I want to show the following theorem:
Let U be an unitary operator and denote $L_0^2(X) := (\mathbb{C}\cdot 1)^\perp$. The following are equivalent:
- $\langle U^n f,g \rangle \to \langle f,1\rangle\cdot\langle 1,g\rangle$ as $n\to\infty$ for every $f,g\in L^2(X)$
- $\langle U^n f,g \rangle \to 0$ as $n\to\infty$ for every $f,g\in L_0^2(X)$
Here $U^1=U$ and $U^n=U^{n-1}\circ U$ for $n\geq 1$
1 $\Rightarrow$ 2 is easy and follows from the definition of $L_0^2(X)$. I'm interested in the the second implication. I tried $L^2(X)=L_0^2(X)\oplus \mathbb{C}\cdot 1$ but that does not seem to be enough.

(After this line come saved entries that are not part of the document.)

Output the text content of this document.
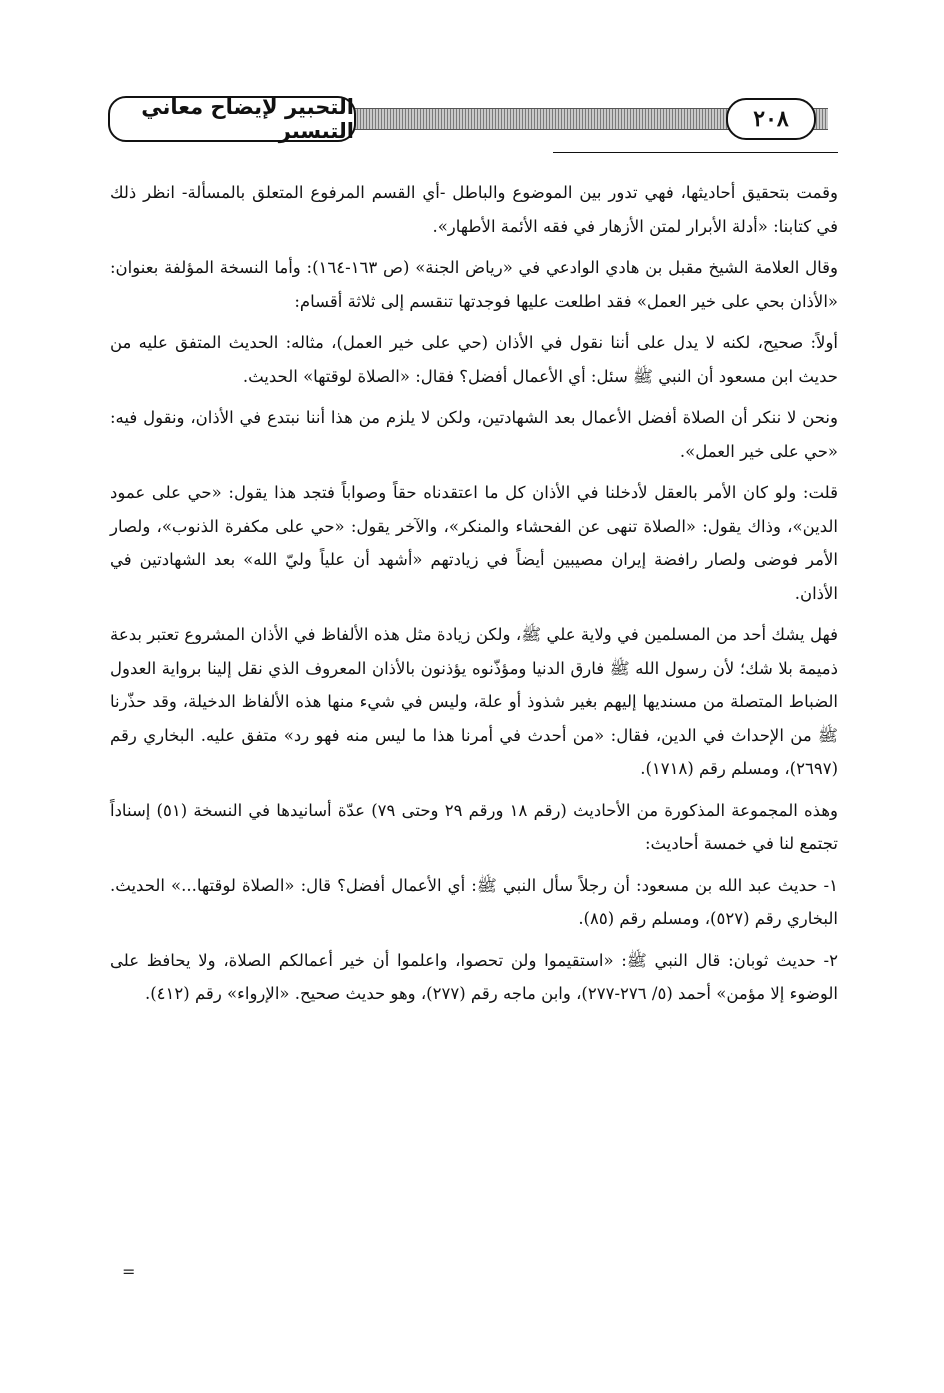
التحبير لإيضاح معاني التيسير	٢٠٨

وقمت بتحقيق أحاديثها، فهي تدور بين الموضوع والباطل -أي القسم المرفوع المتعلق بالمسألة- انظر ذلك في كتابنا: «أدلة الأبرار لمتن الأزهار في فقه الأئمة الأطهار».

وقال العلامة الشيخ مقبل بن هادي الوادعي في «رياض الجنة» (ص ١٦٣-١٦٤): وأما النسخة المؤلفة بعنوان: «الأذان بحي على خير العمل» فقد اطلعت عليها فوجدتها تنقسم إلى ثلاثة أقسام:

أولاً: صحيح، لكنه لا يدل على أننا نقول في الأذان (حي على خير العمل)، مثاله: الحديث المتفق عليه من حديث ابن مسعود أن النبي ﷺ سئل: أي الأعمال أفضل؟ فقال: «الصلاة لوقتها» الحديث.

ونحن لا ننكر أن الصلاة أفضل الأعمال بعد الشهادتين، ولكن لا يلزم من هذا أننا نبتدع في الأذان، ونقول فيه: «حي على خير العمل».

قلت: ولو كان الأمر بالعقل لأدخلنا في الأذان كل ما اعتقدناه حقاً وصواباً فتجد هذا يقول: «حي على عمود الدين»، وذاك يقول: «الصلاة تنهى عن الفحشاء والمنكر»، والآخر يقول: «حي على مكفرة الذنوب»، ولصار الأمر فوضى ولصار رافضة إيران مصيبين أيضاً في زيادتهم «أشهد أن علياً وليّ الله» بعد الشهادتين في الأذان.

فهل يشك أحد من المسلمين في ولاية علي ﷺ، ولكن زيادة مثل هذه الألفاظ في الأذان المشروع تعتبر بدعة ذميمة بلا شك؛ لأن رسول الله ﷺ فارق الدنيا ومؤذّنوه يؤذنون بالأذان المعروف الذي نقل إلينا برواية العدول الضباط المتصلة من مسنديها إليهم بغير شذوذ أو علة، وليس في شيء منها هذه الألفاظ الدخيلة، وقد حذّرنا ﷺ من الإحداث في الدين، فقال: «من أحدث في أمرنا هذا ما ليس منه فهو رد» متفق عليه. البخاري رقم (٢٦٩٧)، ومسلم رقم (١٧١٨).

وهذه المجموعة المذكورة من الأحاديث (رقم ١٨ ورقم ٢٩ وحتى ٧٩) عدّة أسانيدها في النسخة (٥١) إسناداً تجتمع لنا في خمسة أحاديث:

١- حديث عبد الله بن مسعود: أن رجلاً سأل النبي ﷺ: أي الأعمال أفضل؟ قال: «الصلاة لوقتها...» الحديث. البخاري رقم (٥٢٧)، ومسلم رقم (٨٥).

٢- حديث ثوبان: قال النبي ﷺ: «استقيموا ولن تحصوا، واعلموا أن خير أعمالكم الصلاة، ولا يحافظ على الوضوء إلا مؤمن» أحمد (٥/ ٢٧٦-٢٧٧)، وابن ماجه رقم (٢٧٧)، وهو حديث صحيح. «الإرواء» رقم (٤١٢).

=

Edit: Constant functions are $U$-invariant
If the constants are invariant under $U$ then they are also invariant under $U^*$. Now suppose 2. holds and note that for $f\in L_0$ you have:
$$\langle U^nf, 1\rangle = \langle f, (U^*)^n1\rangle = \langle f, 1\rangle =0$$ and then for $f = \tilde f +\lambda1$, $g=\tilde g+\mu1$ with $\tilde f, \tilde g\in L_0$:
$$\langle U^nf,g\rangle = \langle U^n \tilde f, \tilde g\rangle + \langle\lambda U^n1, \tilde g\rangle + \langle U^n\tilde f, \mu 1\rangle +\langle\lambda1,\mu1\rangle$$ Here the first term goes to $0$ as $n\to\infty$ and the second and third terms are $0$ for all $n$ since the constants are invariant under $U$. So:
$$\langle U^nf,g\rangle \to \langle\lambda 1,\mu1\rangle = \langle\lambda 1,1\rangle\langle1,\mu1\rangle = \langle \tilde f+\lambda1,1\rangle\langle1,\tilde g+\mu1\rangle$$ where it is assumed that $\|1\|^2=1$, ie that you are looking at a probability measure. In the last equation we have used that elements of $L_0$ are perpendicular to $1$. The last term is however just equal to $\langle f,1\rangle\langle 1, g\rangle$.